“He’s a strange one. Who knows? Mentally retarded? Psychotic? Brain-damaged? Who can’t get close enough to find out what makes him tick?”
The author attributes these words to someone identified only as the pediatrician at the school Dibs attends. She then goes on to immediately clarify this was not what is euphemistically termed a “special school” which were common back in the days before mainstreaming became the philosophical choice for teaching the kids who would have been sent to such schools. This litany of possibilities by the school doctor effectively sets the stage for the primary mystery at hand: what, precisely, is the condition which Dibs is manifesting through his symptoms. It is not an unimportant question to ask as the answer should b be the information that guides treatment. Unless, of course, the answer is not available or apparent.
“He was such a heartache—such a disappointment from the moment of his birth. We hadn’t planned on having a child. His conception was an accident. He upset all our plans…My husband and I were very happy before Dibs was born.

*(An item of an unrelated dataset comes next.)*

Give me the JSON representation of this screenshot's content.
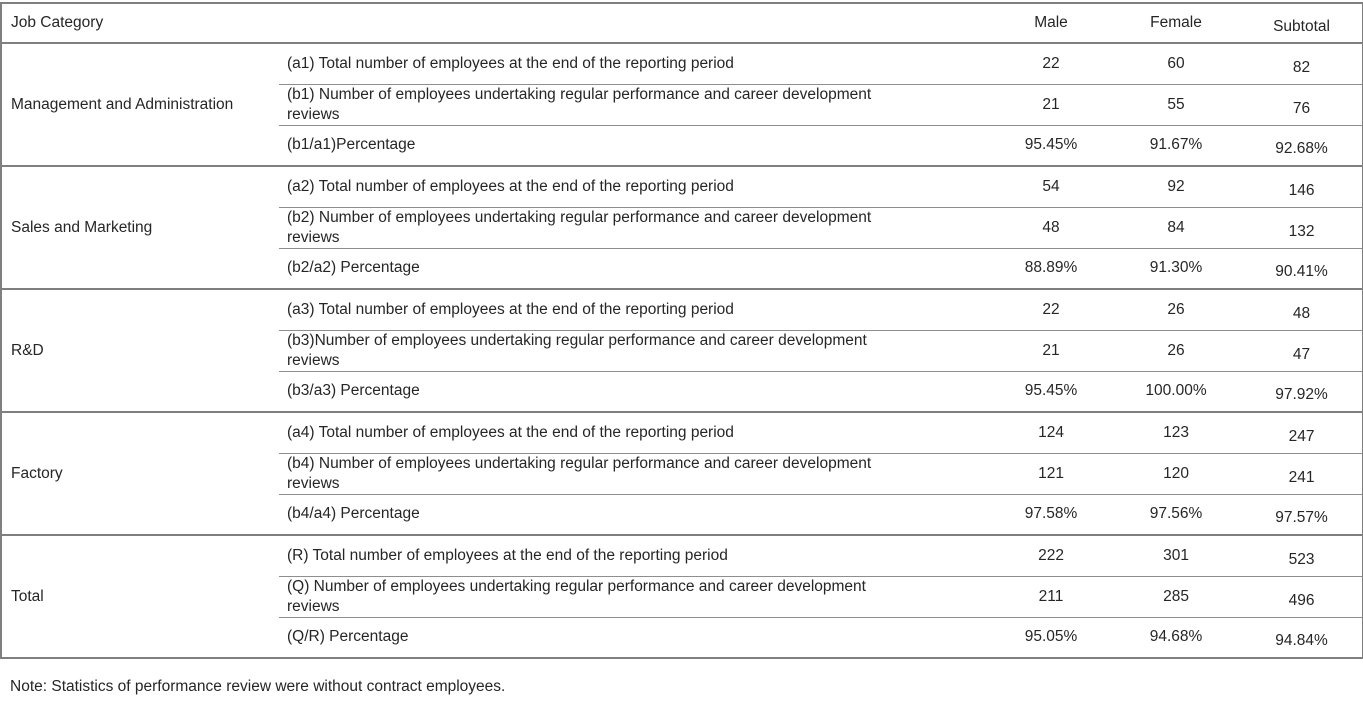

And when he was born he was so different. So big and ugly. Such a big, shapeless chunk of a thing!”
If you were to hire with the instruction to come up with the most unlikable, unsympathetic—but not actively evil—mother in the history of literature, the result might resemble the mother of Dibs. At times, her words and behavior pushes the boundaries of suspension of belief to the very breaking point as it becomes almost impossible to believe that such people might actually exist among us. But she is not a character from a horror novel whose seeming absence of normal human empathy pushes her to commit malevolent harm. She is imply coldly honest about her utter lack of interest in the son she gave birth to. However, Dibs also has a little sister and the truth is that the manner toward her “perfect” child is not noticeably different. And yet, it is precisely this apparently lack of empathy—this complete lack of self-conscious censoring of her true feelings when speaking to Dr. Axline—that allows Dibs and his mother to finally form the kind of emotional bond takes longer and doesn’t seem to be quite as strong between Dibs and his father.

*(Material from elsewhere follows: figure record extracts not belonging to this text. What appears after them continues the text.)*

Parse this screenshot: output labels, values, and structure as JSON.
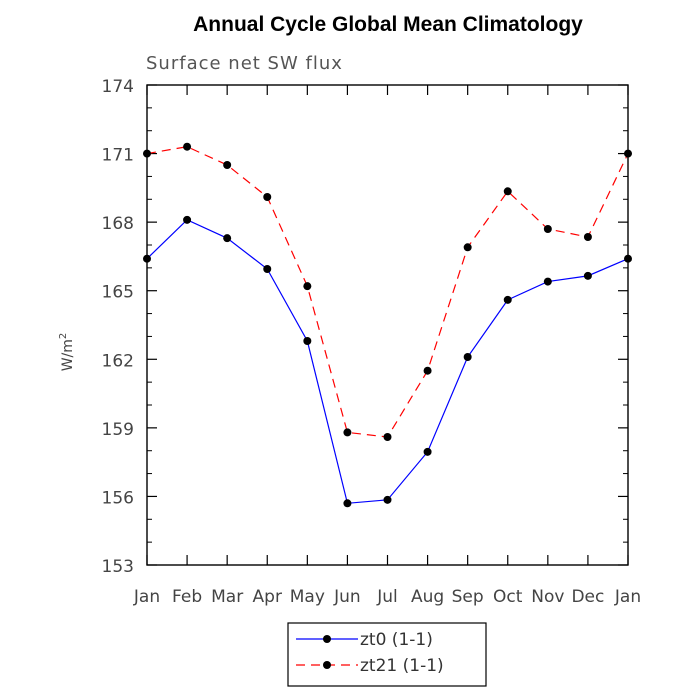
{
  "chart_data": {
    "type": "line",
    "title": "Annual Cycle Global Mean Climatology",
    "subtitle": "Surface net SW flux",
    "xlabel": "",
    "ylabel": "W/m",
    "ylabel_superscript": "2",
    "categories": [
      "Jan",
      "Feb",
      "Mar",
      "Apr",
      "May",
      "Jun",
      "Jul",
      "Aug",
      "Sep",
      "Oct",
      "Nov",
      "Dec",
      "Jan"
    ],
    "ylim": [
      153,
      174
    ],
    "yticks": [
      153,
      156,
      159,
      162,
      165,
      168,
      171,
      174
    ],
    "ytick_labels": [
      "153",
      "156",
      "159",
      "162",
      "165",
      "168",
      "171",
      "174"
    ],
    "series": [
      {
        "name": "zt0 (1-1)",
        "color": "#0000ff",
        "dashed": false,
        "values": [
          166.4,
          168.1,
          167.3,
          165.95,
          162.8,
          155.7,
          155.85,
          157.95,
          162.1,
          164.6,
          165.4,
          165.65,
          166.4
        ]
      },
      {
        "name": "zt21 (1-1)",
        "color": "#ff0000",
        "dashed": true,
        "values": [
          171.0,
          171.3,
          170.5,
          169.1,
          165.2,
          158.8,
          158.6,
          161.5,
          166.9,
          169.35,
          167.7,
          167.35,
          171.0
        ]
      }
    ],
    "legend_position": "bottom-center",
    "grid": false
  }
}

Dibs has become a symbol to use of all the values—the human values we try so hard to hold onto. And as the other fellow said, “With Dibs here, we can’t lose.”

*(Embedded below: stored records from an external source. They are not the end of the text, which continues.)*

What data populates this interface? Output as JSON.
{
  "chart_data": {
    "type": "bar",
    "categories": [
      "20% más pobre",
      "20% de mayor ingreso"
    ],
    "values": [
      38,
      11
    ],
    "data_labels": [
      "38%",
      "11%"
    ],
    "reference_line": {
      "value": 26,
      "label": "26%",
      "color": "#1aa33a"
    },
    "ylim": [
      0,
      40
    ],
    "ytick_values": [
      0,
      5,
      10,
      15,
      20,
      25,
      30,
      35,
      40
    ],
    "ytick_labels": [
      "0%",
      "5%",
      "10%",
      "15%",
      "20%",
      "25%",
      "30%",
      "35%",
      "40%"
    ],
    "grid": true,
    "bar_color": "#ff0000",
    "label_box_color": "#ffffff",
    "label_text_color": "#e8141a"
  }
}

The Epilogue features a letter written to Dr. Axline from a former student who is by then a soldier overseas. Against all statistical probabilities, he just so happens to be stationed in barracks with another soldier who knows Dibs and is talking about him. It is the other soldier, notice, who makes the strange assertion about Dibs being there so they can’t lose. However, the letter-writer goes on to make some odd statements himself as he writes about being impressed by “how real Dibs was” and how “Dibs it eh only real person I ever met in a classroom who could teach me what it means to be a complete person.” Axline has always steadfastly insisted that Dibs was not just a real patient, but a singular one and not just a composite of multiple kids. The language used in this letter and the unlikely scenario of them both knowing the same Dibs despite admitting not only were they not in the same class or attending school the same year, but they didn’t even attend the same school makes it powerful raises the suspicion that Dibs is, in fact, not real at all.